Before I get too far into this step, I don't know if you noticed or not but I changed workbenches. My standard workbench is my table saw with a sheet of 1/2" MDF laid across it. I found, however, as I put in some long sessions that working above the mold so to speak, had me working at a height that became very uncomfortable for my back. I'm guessing but the table saw is around 32" tall and I have it on rollers so I can move it out of the way. The rollers probably add 2". The the mold is sitting on top of that. When I make saw horses the legs are 30" but considering the leg angle they're actually about 28" tall. That 6" makes all the difference in the world. So now I have two saw horses with an old formica kitchen counter clamped across that is about, I don't know, maybe 24" x 30" and it is perfect. I did roll out a piece of that no skid matrix - I don't know the technical name for it - as the formica is a little hard and slippery. You can see the set up in the second picture below as well as the table saw in the background.
The mold is a key player in this step. Ken's direction is to hold the top in place with a couple of rubber bands. This will allow me to tip the mold on edge so I can see what is going on underneath without the top slipping around. Placing a couple of finish nails at the front edge of the top will help it orient length wise before you rubber band. I pre-drilled the top, dropped in the nails, laid the board on the rims and that was when I first noticed this hole in the front where the rims abut. What the heck? I pulled the rim out of the mold. There was nothing poking that would have done this, no sharp edges on the mold, no nails or screw protuberences. All I could think is that while I was shifting the rims up and down in the mold to work on the soudboard or kerfing I must have caught a little sliver in the wood that pulled out more around it as I stressed it. No worries, the neck will cover it but disappointing to have a flaw that I will always know is there.
Now the rubber bands. Nothing fancy. Just looped together two or three cheap bands that come with your mail.Oh, I did have to loctate some screws for the bands to strectch across. I suppose you can do as many as you like. I just did these three feeling two diagonals and one cross was adequate - plus I ran out of rubberbands!!!
Now that I can hold the top on securely I can easily get inside the body to mark where the bracing intersects the rim. The rim and kerf lining will be trimmed out to let the bracing "nest" in the trimmed out area and the sound board will seat flush to the rims.
Prior to trimming the rims I sanded down the bracing so that where ever it would contact the rim it was only one popsicle stick tall (about 1/8" I think). This is critical because the binding will have to cover the thickness of the sound board plus the depth of this notch when it is installed.
This began a series of back and forth mark the rim, trim some out, test fit the bacing in the slot, sand down the bracing, mark again, trim again, test fit again. I was going very slowy and cautiously, especially in light of my two latest mishaps. I finally ended up with a nice fit. I was actually pretty pleased with the craftmenship on a couple and not so pleased on others - par for the course. One slot on the top edge is too long and too deep.I thought I would have to get creatiive but it looks like the binding will cover it well enough.
This one I like: These two I don't like:
Great, the soundboard fits the rims nice and snug.
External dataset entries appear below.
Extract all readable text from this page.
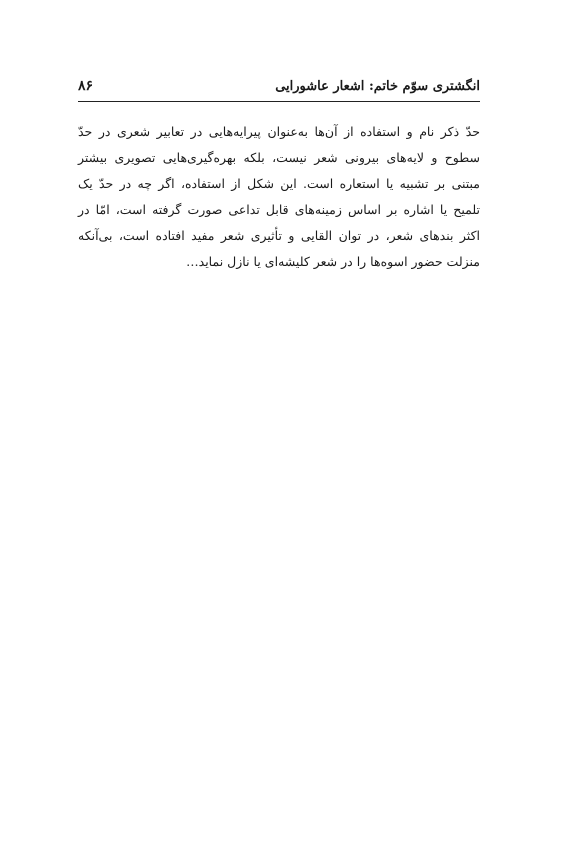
انگشتری سوّم خاتم: اشعار عاشورایی
۸۶
حدّ ذکر نام و استفاده از آن‌ها به‌عنوان پیرایه‌هایی در تعابیر شعری در حدّ
سطوح و لایه‌های بیرونی شعر نیست، بلکه بهره‌گیری‌هایی تصویری بیشتر
مبتنی بر تشبیه یا استعاره است. این شکل از استفاده، اگر چه در حدّ یک
تلمیح یا اشاره بر اساس زمینه‌های قابل تداعی صورت گرفته است، امّا در
اکثر بندهای شعر، در توان القایی و تأثیری شعر مفید افتاده است، بی‌آنکه
منزلت حضور اسوه‌ها را در شعر کلیشه‌ای یا نازل نماید…
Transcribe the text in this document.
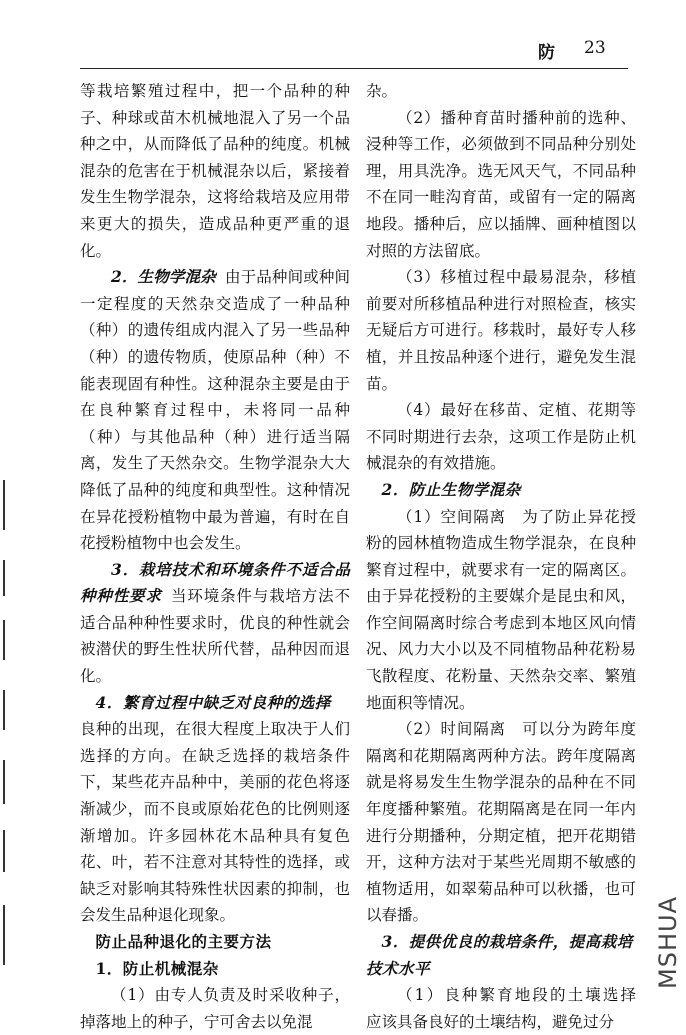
防 23

等栽培繁殖过程中，把一个品种的种子、种球或苗木机械地混入了另一个品种之中，从而降低了品种的纯度。机械混杂的危害在于机械混杂以后，紧接着发生生物学混杂，这将给栽培及应用带来更大的损失，造成品种更严重的退化。

2．生物学混杂 由于品种间或种间一定程度的天然杂交造成了一种品种（种）的遗传组成内混入了另一些品种（种）的遗传物质，使原品种（种）不能表现固有种性。这种混杂主要是由于在良种繁育过程中，未将同一品种（种）与其他品种（种）进行适当隔离，发生了天然杂交。生物学混杂大大降低了品种的纯度和典型性。这种情况在异花授粉植物中最为普遍，有时在自花授粉植物中也会发生。

3．栽培技术和环境条件不适合品种种性要求 当环境条件与栽培方法不适合品种种性要求时，优良的种性就会被潜伏的野生性状所代替，品种因而退化。

4．繁育过程中缺乏对良种的选择

良种的出现，在很大程度上取决于人们选择的方向。在缺乏选择的栽培条件下，某些花卉品种中，美丽的花色将逐渐减少，而不良或原始花色的比例则逐渐增加。许多园林花木品种具有复色花、叶，若不注意对其特性的选择，或缺乏对影响其特殊性状因素的抑制，也会发生品种退化现象。

防止品种退化的主要方法

1．防止机械混杂

（1）由专人负责及时采收种子，掉落地上的种子，宁可舍去以免混

杂。

（2）播种育苗时播种前的选种、浸种等工作，必须做到不同品种分别处理，用具洗净。选无风天气，不同品种不在同一畦沟育苗，或留有一定的隔离地段。播种后，应以插牌、画种植图以对照的方法留底。

（3）移植过程中最易混杂，移植前要对所移植品种进行对照检查，核实无疑后方可进行。移栽时，最好专人移植，并且按品种逐个进行，避免发生混苗。

（4）最好在移苗、定植、花期等不同时期进行去杂，这项工作是防止机械混杂的有效措施。

2．防止生物学混杂

（1）空间隔离　为了防止异花授粉的园林植物造成生物学混杂，在良种繁育过程中，就要求有一定的隔离区。由于异花授粉的主要媒介是昆虫和风，作空间隔离时综合考虑到本地区风向情况、风力大小以及不同植物品种花粉易飞散程度、花粉量、天然杂交率、繁殖地面积等情况。

（2）时间隔离　可以分为跨年度隔离和花期隔离两种方法。跨年度隔离就是将易发生生物学混杂的品种在不同年度播种繁殖。花期隔离是在同一年内进行分期播种，分期定植，把开花期错开，这种方法对于某些光周期不敏感的植物适用，如翠菊品种可以秋播，也可以春播。

3．提供优良的栽培条件，提高栽培技术水平

（1）良种繁育地段的土壤选择　应该具备良好的土壤结构，避免过分

MSHUA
Its time to glue and clamp. Remember the dry fit and test clamp routine. Absolutely critical here. You are gluing the entire soundboard all at once. I don't know about anyone else but as a first time acoustic builder I was very intimidated by this step. There is no return from even the slightest mishap here.
The KMG kit provides a clamping caul for this operation. Its a piece of MDF cut oversize to the shape of the soundboard. You drill a series of holes (pre-marked) around the perimeter and this becomes the clamp as you drive a series of screws through the holes into the mold. As the screws tighten the caul presses the top and rim together. Go slowly and tighten the screws evenly and you will get a great result. Since I've gotten into this I have read a lot about this step in the process and I am aware that there are several methods to clamp the soundboard to the rim. While this method is extremely simple, it is totally practical. This has a great appeal to me as a New Englander and my appreciation for Yankee thrift (and I'm not talking baseball).
I was so nervous about this step that I went through the dry run process a few times. Snugging the sound board went smoothly and so did attaching the caul but because I was hand tightening the screws I was concerned that it was taking me way too long to finish. I wanted to try to get even pressure more quickly. On the second trial I used a combination of clamps and the screws.
I felt like that worked a lot better for me. Here is the final glue up and clamping.
The glue set overnight and then I used a trim bit in my laminate trimmer to flush the top and rim. I did the recommended clockwise step cuts first but did not take a pic of that.
Still a lot more sanding and clean up to do but this is the interior with the soundboard attached:
I am now up to 35 hours and feeling like quite the slow poke.